El beso describe las incursiones de Judith en los extremos opuestos de esa opulencia, sus visitas al cabaret upper west side donde conoce a una estupenda cantante negra, su confidente instantáneo (Queen Latifah), su fugaz experiencia con las drogas, y su visita a un bar lésbico, mismo que disfruta en un estado de alucine completo. Es interesante el procedimiento por el cual LaGravenese presenta las percepciones fantasiosas de su protagonista, su manera de inventarse diálogos y situaciones extremas (su propio suicidio o un ligue exitoso, como contrapunto irónico de lo que realmente le sucede, pero en ocasiones esa fantasía resulta un tanto gratuita, como la incorporación inconvincente de Judith a una coreografía lésbica, estilo Bob Fosse.
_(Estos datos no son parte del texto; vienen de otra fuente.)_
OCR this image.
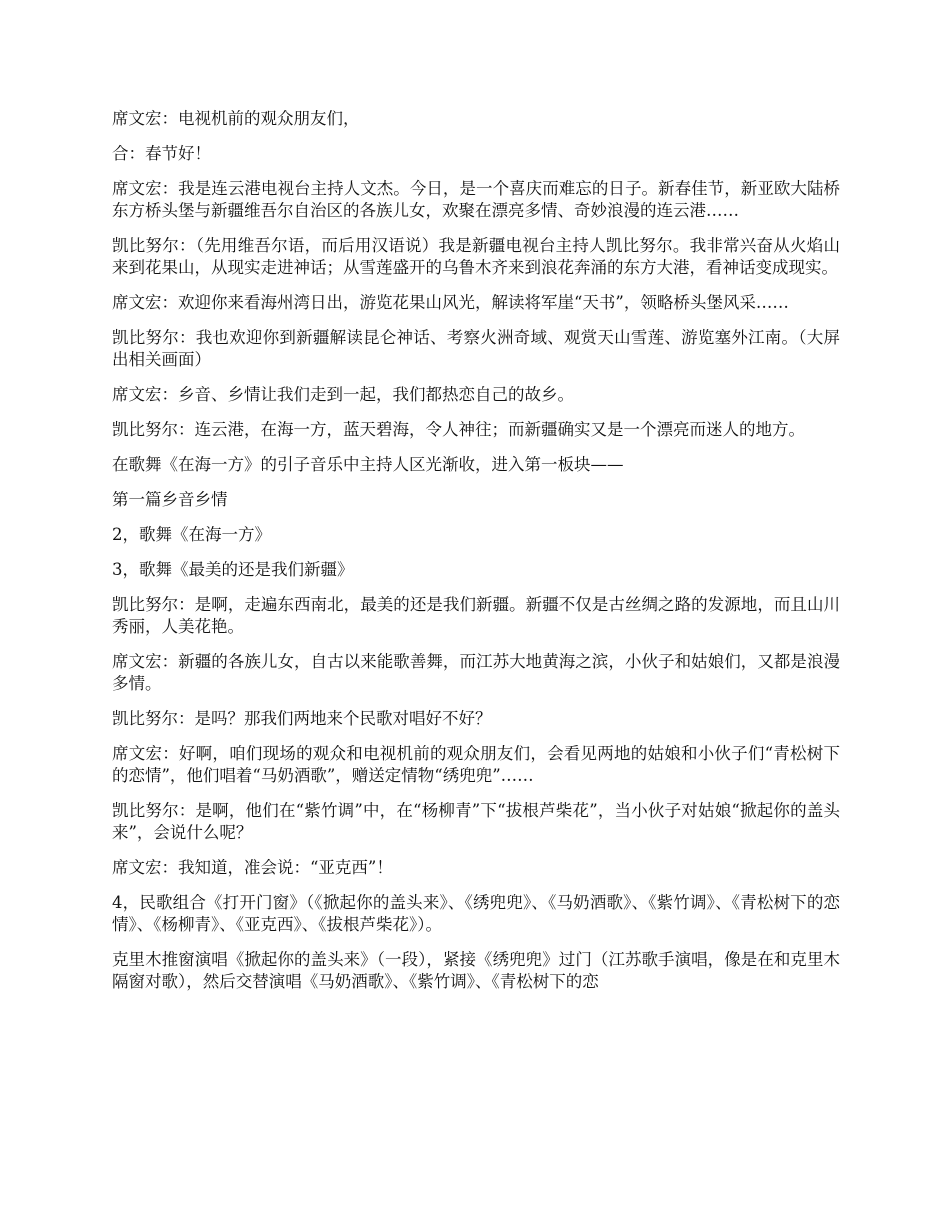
席文宏：电视机前的观众朋友们，

合：春节好！

席文宏：我是连云港电视台主持人文杰。今日，是一个喜庆而难忘的日子。新春佳节，新亚欧大陆桥东方桥头堡与新疆维吾尔自治区的各族儿女，欢聚在漂亮多情、奇妙浪漫的连云港……

凯比努尔：（先用维吾尔语，而后用汉语说）我是新疆电视台主持人凯比努尔。我非常兴奋从火焰山来到花果山，从现实走进神话；从雪莲盛开的乌鲁木齐来到浪花奔涌的东方大港，看神话变成现实。

席文宏：欢迎你来看海州湾日出，游览花果山风光，解读将军崖“天书”，领略桥头堡风采……

凯比努尔：我也欢迎你到新疆解读昆仑神话、考察火洲奇域、观赏天山雪莲、游览塞外江南。（大屏出相关画面）

席文宏：乡音、乡情让我们走到一起，我们都热恋自己的故乡。

凯比努尔：连云港，在海一方，蓝天碧海，令人神往；而新疆确实又是一个漂亮而迷人的地方。

在歌舞《在海一方》的引子音乐中主持人区光渐收，进入第一板块——

第一篇乡音乡情

2，歌舞《在海一方》

3，歌舞《最美的还是我们新疆》

凯比努尔：是啊，走遍东西南北，最美的还是我们新疆。新疆不仅是古丝绸之路的发源地，而且山川秀丽，人美花艳。

席文宏：新疆的各族儿女，自古以来能歌善舞，而江苏大地黄海之滨，小伙子和姑娘们，又都是浪漫多情。

凯比努尔：是吗？那我们两地来个民歌对唱好不好？

席文宏：好啊，咱们现场的观众和电视机前的观众朋友们，会看见两地的姑娘和小伙子们“青松树下的恋情”，他们唱着“马奶酒歌”，赠送定情物“绣兜兜”……

凯比努尔：是啊，他们在“紫竹调”中，在“杨柳青”下“拔根芦柴花”，当小伙子对姑娘“掀起你的盖头来”，会说什么呢？

席文宏：我知道，准会说：“亚克西”！

4，民歌组合《打开门窗》（《掀起你的盖头来》、《绣兜兜》、《马奶酒歌》、《紫竹调》、《青松树下的恋情》、《杨柳青》、《亚克西》、《拔根芦柴花》）。

克里木推窗演唱《掀起你的盖头来》（一段），紧接《绣兜兜》过门（江苏歌手演唱，像是在和克里木隔窗对歌），然后交替演唱《马奶酒歌》、《紫竹调》、《青松树下的恋
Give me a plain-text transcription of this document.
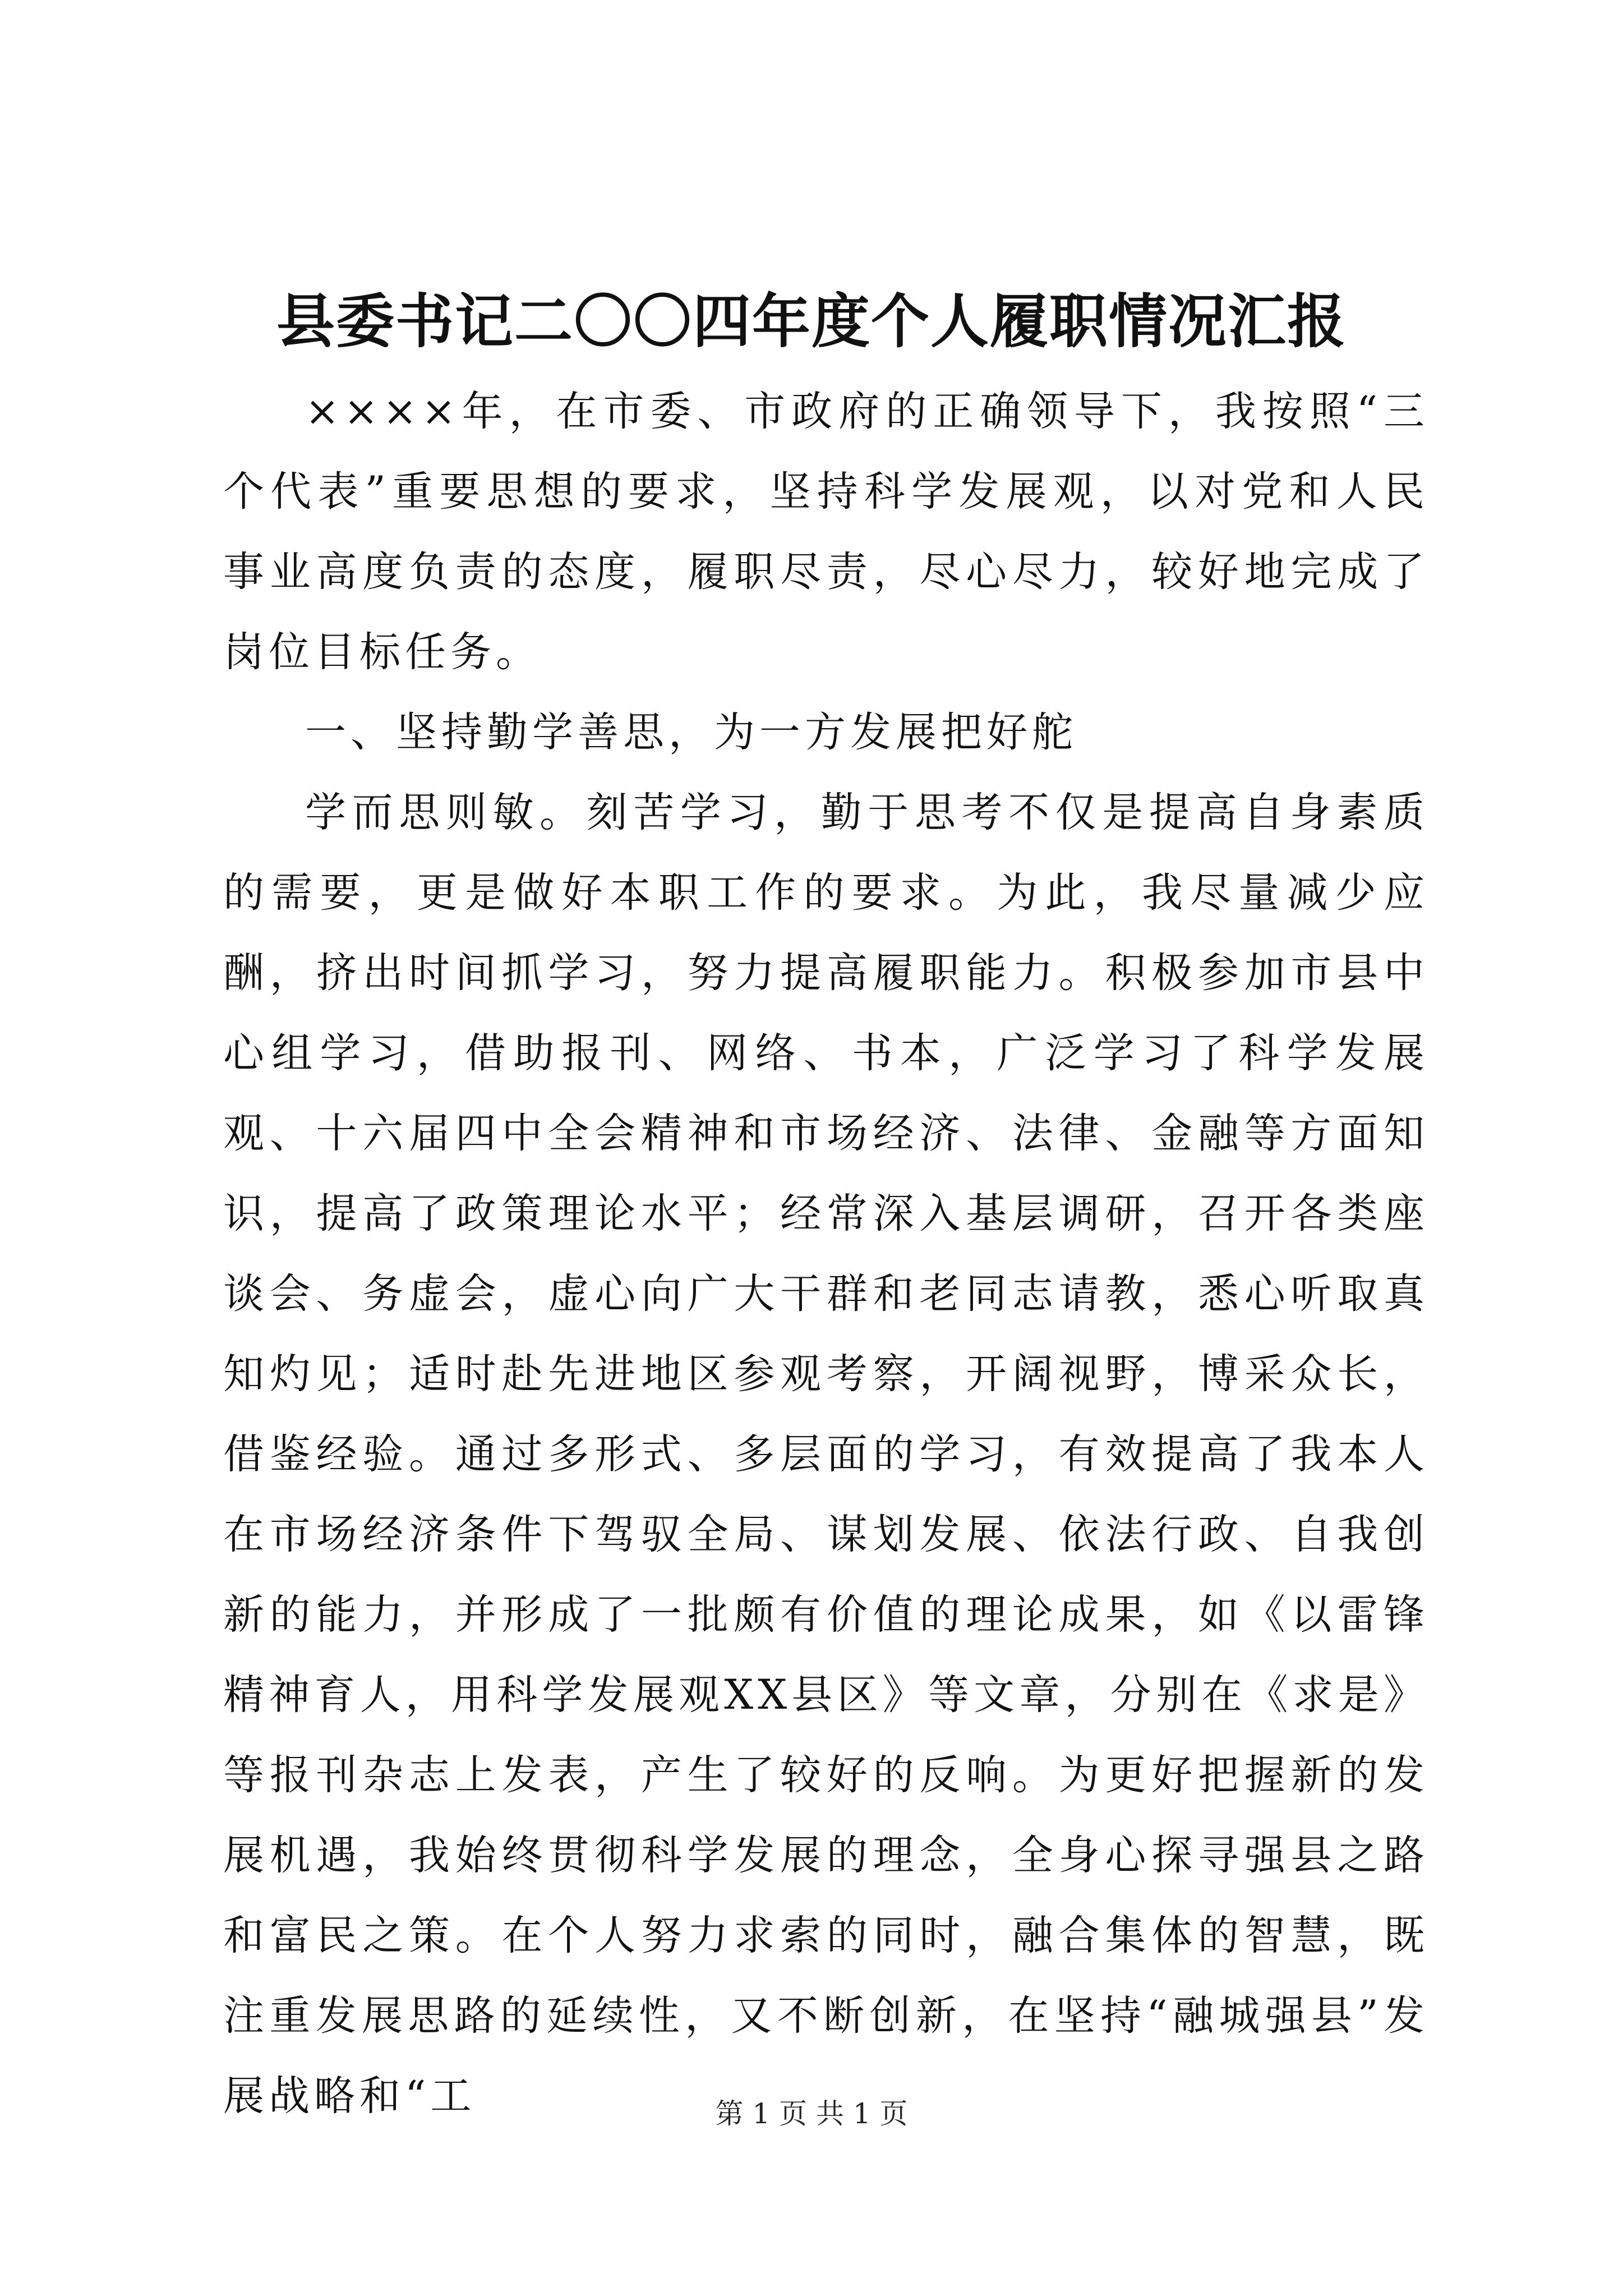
县委书记二〇〇四年度个人履职情况汇报

××××年，在市委、市政府的正确领导下，我按照“三个代表”重要思想的要求，坚持科学发展观，以对党和人民事业高度负责的态度，履职尽责，尽心尽力，较好地完成了岗位目标任务。

一、坚持勤学善思，为一方发展把好舵

学而思则敏。刻苦学习，勤于思考不仅是提高自身素质的需要，更是做好本职工作的要求。为此，我尽量减少应酬，挤出时间抓学习，努力提高履职能力。积极参加市县中心组学习，借助报刊、网络、书本，广泛学习了科学发展观、十六届四中全会精神和市场经济、法律、金融等方面知识，提高了政策理论水平；经常深入基层调研，召开各类座谈会、务虚会，虚心向广大干群和老同志请教，悉心听取真知灼见；适时赴先进地区参观考察，开阔视野，博采众长，借鉴经验。通过多形式、多层面的学习，有效提高了我本人在市场经济条件下驾驭全局、谋划发展、依法行政、自我创新的能力，并形成了一批颇有价值的理论成果，如《以雷锋精神育人，用科学发展观XX县区》等文章，分别在《求是》等报刊杂志上发表，产生了较好的反响。为更好把握新的发展机遇，我始终贯彻科学发展的理念，全身心探寻强县之路和富民之策。在个人努力求索的同时，融合集体的智慧，既注重发展思路的延续性，又不断创新，在坚持“融城强县”发展战略和“工	第 1 页 共 1 页
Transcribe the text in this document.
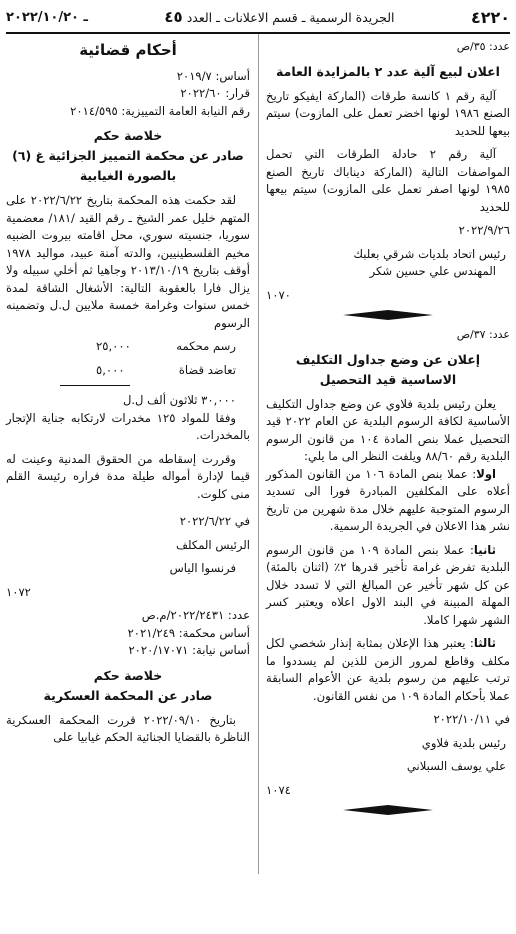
٤٢٢٠
الجريدة الرسمية ـ قسم الاعلانات ـ العدد ٤٥
ـ ٢٠٢٢/١٠/٢٠
عدد: ٣٥/ص
اعلان لبيع آلية عدد ٢ بالمزايدة العامة

آلية رقم ١ كانسة طرقات (الماركة ايفيكو تاريخ الصنع ١٩٨٦ لونها اخضر تعمل على المازوت) سيتم بيعها للحديد

آلية رقم ٢ حادلة الطرقات التي تحمل المواصفات التالية (الماركة ديناباك تاريخ الصنع ١٩٨٥ لونها اصفر تعمل على المازوت) سيتم بيعها للحديد

٢٠٢٢/٩/٢٦
رئيس اتحاد بلديات شرقي بعلبك
المهندس علي حسين شكر
١٠٧٠
عدد: ٣٧/ص
إعلان عن وضع جداول التكليف الاساسية قيد التحصيل

يعلن رئيس بلدية فلاوي عن وضع جداول التكليف الأساسية لكافة الرسوم البلدية عن العام ٢٠٢٢ قيد التحصيل عملا بنص المادة ١٠٤ من قانون الرسوم البلدية رقم ٨٨/٦٠ ويلفت النظر الى ما يلي:

اولا: عملا بنص المادة ١٠٦ من القانون المذكور أعلاه على المكلفين المبادرة فورا الى تسديد الرسوم المتوجبة عليهم خلال مدة شهرين من تاريخ نشر هذا الاعلان في الجريدة الرسمية.

ثانيا: عملا بنص المادة ١٠٩ من قانون الرسوم البلدية تفرض غرامة تأخير قدرها ٢٪ (اثنان بالمئة) عن كل شهر تأخير عن المبالغ التي لا تسدد خلال المهلة المبينة في البند الاول اعلاه ويعتبر كسر الشهر شهرا كاملا.

ثالثا: يعتبر هذا الإعلان بمثابة إنذار شخصي لكل مكلف وقاطع لمرور الزمن للذين لم يسددوا ما ترتب عليهم من رسوم بلدية عن الأعوام السابقة عملا بأحكام المادة ١٠٩ من نفس القانون.

في ٢٠٢٢/١٠/١١
رئيس بلدية فلاوي
علي يوسف السبلاني
١٠٧٤
أحكام قضائية
أساس: ٢٠١٩/٧
قرار: ٢٠٢٢/٦٠
رقم النيابة العامة التمييزية: ٢٠١٤/٥٩٥
خلاصة حكم
صادر عن محكمة التمييز الجزائية غ (٦)
بالصورة الغيابية

لقد حكمت هذه المحكمة بتاريخ ٢٠٢٢/٦/٢٢ على المتهم خليل عمر الشيخ ـ رقم القيد /١٨١/ معضمية سوريا، جنسيته سوري، محل اقامته بيروت الضبيه مخيم الفلسطينيين، والدته آمنة عبيد، مواليد ١٩٧٨ أوقف بتاريخ ٢٠١٣/١٠/١٩ وجاهيا ثم أخلي سبيله ولا يزال فارا بالعقوبة التالية: الأشغال الشاقة لمدة خمس سنوات وغرامة خمسة ملايين ل.ل وتضمينه الرسوم

رسم محكمه
٢٥,٠٠٠
تعاضد قضاة
٥,٠٠٠
٣٠,٠٠٠ ثلاثون ألف ل.ل

وفقا للمواد ١٢٥ مخدرات لارتكابه جناية الإتجار بالمخدرات.

وقررت إسقاطه من الحقوق المدنية وعينت له قيما لإدارة أمواله طيلة مدة فراره رئيسة القلم منى كلوت.

في ٢٠٢٢/٦/٢٢
الرئيس المكلف
فرنسوا الياس
١٠٧٢
عدد: ٢٠٢٢/٢٤٣١/م.ص
أساس محكمة: ٢٠٢١/٢٤٩
أساس نيابة: ٢٠٢٠/١٧٠٧١
خلاصة حكم
صادر عن المحكمة العسكرية

بتاريخ ٢٠٢٢/٠٩/١٠ قررت المحكمة العسكرية الناظرة بالقضايا الجنائية الحكم غيابيا على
En contraste, las mejores escenas son siempre intimistas: un diálogo muy emotivo de Pat y Judith en el elevador, la cantante de blues comentando sobre la homosexualidad de su amante masculino, el abandono sensual de Judith a la atención experta de un masajista elegido en un aviso de ocasión, y en general, el tono de escepticismo, no exento de calidez, que LaGravenese recupera de los dos relatos de Chéjov (El beso y Miseria) en los que se inspira su guión. Las actuaciones de Hunter, De Vito y Latifah son sin duda la mejor recomendación de la cinta, pero otro atractivo muy especial es la estupenda selección musical con temas clásicos de blues y jazz interpretados por la propia Queen Latifah. Los diálogos de LaGravenese revelan invariablemente la esencia de los personajes, como esa sorpresa del elevadorista enamorado que cándidamente exclama: "Me parece genial que una persona con dinero piense todavía en trabajar".